# He's Here!



## BurningAmber520 (Jan 6, 2009)

Well Silver has arrived! He seems to have settled in well, I put all of his new clothes on him, took him for a walk around the farm, let him wander around in the indoor for a while and gave him a good grooming. He's such a sweetie! I walked him around outside in the huge windstorm we were having and he only got a little quick. When I let him loose in the indoor he just followed me for the most part. I love him so much! 

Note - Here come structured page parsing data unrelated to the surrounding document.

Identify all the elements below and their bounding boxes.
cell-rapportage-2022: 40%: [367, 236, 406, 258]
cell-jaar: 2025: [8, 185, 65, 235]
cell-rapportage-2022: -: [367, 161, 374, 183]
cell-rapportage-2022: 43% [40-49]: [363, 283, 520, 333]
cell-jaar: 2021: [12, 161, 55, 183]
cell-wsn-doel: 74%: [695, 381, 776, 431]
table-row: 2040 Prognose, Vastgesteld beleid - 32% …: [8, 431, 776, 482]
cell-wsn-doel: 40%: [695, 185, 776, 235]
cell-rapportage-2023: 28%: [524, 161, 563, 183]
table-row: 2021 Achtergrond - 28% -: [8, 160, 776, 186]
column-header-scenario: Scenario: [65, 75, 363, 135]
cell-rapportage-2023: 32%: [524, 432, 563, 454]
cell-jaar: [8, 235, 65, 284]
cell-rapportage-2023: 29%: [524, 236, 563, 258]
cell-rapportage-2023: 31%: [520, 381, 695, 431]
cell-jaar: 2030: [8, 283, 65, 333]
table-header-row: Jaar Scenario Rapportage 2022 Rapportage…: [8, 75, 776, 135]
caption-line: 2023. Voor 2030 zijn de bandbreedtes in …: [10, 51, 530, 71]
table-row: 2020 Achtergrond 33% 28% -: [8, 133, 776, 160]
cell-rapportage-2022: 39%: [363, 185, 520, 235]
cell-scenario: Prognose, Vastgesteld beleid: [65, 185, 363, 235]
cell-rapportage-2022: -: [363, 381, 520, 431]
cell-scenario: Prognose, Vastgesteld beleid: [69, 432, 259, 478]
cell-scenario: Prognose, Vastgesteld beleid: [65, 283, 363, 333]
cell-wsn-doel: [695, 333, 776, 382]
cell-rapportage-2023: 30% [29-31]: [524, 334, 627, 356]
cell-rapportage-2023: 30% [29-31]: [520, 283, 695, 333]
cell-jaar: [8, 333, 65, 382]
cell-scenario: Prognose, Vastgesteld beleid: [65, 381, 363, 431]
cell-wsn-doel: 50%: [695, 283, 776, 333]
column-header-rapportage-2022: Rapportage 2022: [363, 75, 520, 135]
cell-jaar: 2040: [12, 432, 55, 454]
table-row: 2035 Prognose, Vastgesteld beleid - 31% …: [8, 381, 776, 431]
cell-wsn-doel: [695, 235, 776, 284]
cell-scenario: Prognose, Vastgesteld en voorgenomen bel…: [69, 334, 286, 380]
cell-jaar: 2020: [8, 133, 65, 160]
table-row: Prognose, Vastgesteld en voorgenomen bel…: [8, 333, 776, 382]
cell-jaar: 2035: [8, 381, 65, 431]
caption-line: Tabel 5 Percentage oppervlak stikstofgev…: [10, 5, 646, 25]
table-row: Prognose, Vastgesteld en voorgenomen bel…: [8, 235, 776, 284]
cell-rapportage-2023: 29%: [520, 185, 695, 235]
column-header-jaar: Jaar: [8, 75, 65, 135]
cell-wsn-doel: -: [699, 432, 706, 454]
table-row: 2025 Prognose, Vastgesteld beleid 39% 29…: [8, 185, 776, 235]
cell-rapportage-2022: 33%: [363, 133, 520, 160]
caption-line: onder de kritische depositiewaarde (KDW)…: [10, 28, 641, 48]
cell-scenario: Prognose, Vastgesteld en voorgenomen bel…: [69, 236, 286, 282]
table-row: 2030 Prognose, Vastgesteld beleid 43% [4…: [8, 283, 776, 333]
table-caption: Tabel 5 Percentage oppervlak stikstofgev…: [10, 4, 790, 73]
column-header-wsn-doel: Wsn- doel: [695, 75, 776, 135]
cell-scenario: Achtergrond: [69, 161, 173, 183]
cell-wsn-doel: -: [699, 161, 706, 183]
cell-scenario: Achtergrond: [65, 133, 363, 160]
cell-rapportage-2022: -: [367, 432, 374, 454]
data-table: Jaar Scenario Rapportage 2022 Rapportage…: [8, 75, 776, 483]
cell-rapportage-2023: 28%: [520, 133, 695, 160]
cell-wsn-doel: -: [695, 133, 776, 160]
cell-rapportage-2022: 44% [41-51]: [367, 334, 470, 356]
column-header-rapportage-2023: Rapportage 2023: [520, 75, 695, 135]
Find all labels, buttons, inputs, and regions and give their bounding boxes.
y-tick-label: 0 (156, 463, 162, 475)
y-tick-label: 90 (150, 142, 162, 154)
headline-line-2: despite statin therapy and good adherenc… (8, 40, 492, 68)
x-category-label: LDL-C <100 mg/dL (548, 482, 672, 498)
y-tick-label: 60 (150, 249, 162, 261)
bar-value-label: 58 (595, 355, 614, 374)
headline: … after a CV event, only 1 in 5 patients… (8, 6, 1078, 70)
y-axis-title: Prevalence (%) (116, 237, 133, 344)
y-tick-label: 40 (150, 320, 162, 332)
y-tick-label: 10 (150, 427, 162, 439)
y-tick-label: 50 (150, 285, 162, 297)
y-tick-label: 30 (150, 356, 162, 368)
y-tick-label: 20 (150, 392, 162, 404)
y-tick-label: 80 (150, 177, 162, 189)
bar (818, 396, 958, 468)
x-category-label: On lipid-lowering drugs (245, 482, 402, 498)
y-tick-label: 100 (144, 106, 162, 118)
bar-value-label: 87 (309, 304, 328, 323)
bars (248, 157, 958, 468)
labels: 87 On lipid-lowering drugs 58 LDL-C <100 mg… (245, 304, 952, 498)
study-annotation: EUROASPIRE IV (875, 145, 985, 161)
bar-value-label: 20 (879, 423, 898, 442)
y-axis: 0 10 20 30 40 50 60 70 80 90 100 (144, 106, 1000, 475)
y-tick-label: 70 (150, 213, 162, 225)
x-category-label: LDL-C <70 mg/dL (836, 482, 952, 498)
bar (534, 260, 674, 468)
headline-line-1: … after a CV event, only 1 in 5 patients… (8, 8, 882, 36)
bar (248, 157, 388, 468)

Some things that I have learned about him so far:
1) He has never looked at himself in a mirror before and he thinks they are absolutely fascinating. 
2) He hates the light on my phone when I take pictures, and will give me the cold shoulder if I use it. 
3) He's scared of clippers, the sound make him start shaking.
4) He LOVES to be brushed 
5) He eats REALLY SLOW 
6) He's very lovey on cross ties, in the ring etc. but in his stall he's very stand offish 

Pictures from today!


----------



## Dustbunny (Oct 22, 2012)

Handsome dude!
Seems like he is just looking around, taking it all in.


----------



## Klassic Superstar (Nov 30, 2009)

So handsome!
Looks like a great mellow guy!
Fabulous clothing choice!


----------



## gigem88 (May 10, 2011)

Congrats, he looks like a ham! I can see him savoring every bite of his feed, very nice boy.


----------



## prairiewindlady (Sep 20, 2011)

Wow! He looks a lot like my boy!


----------



## BurningAmber520 (Jan 6, 2009)

Got on Silly today! He was not a fan of the big wooden mounting block hehe, but he was fabulous once I got on! We walked and trotted around for like a 1/2 hour and he was really good! I'm really happy considering the last barn he was at, he was at for 10 years and only left a couple times, mostly did home shows. He's such a good boy!

Ready for our ride


----------



## newbierider (Mar 15, 2010)

I am so happy for you, enjoy!


----------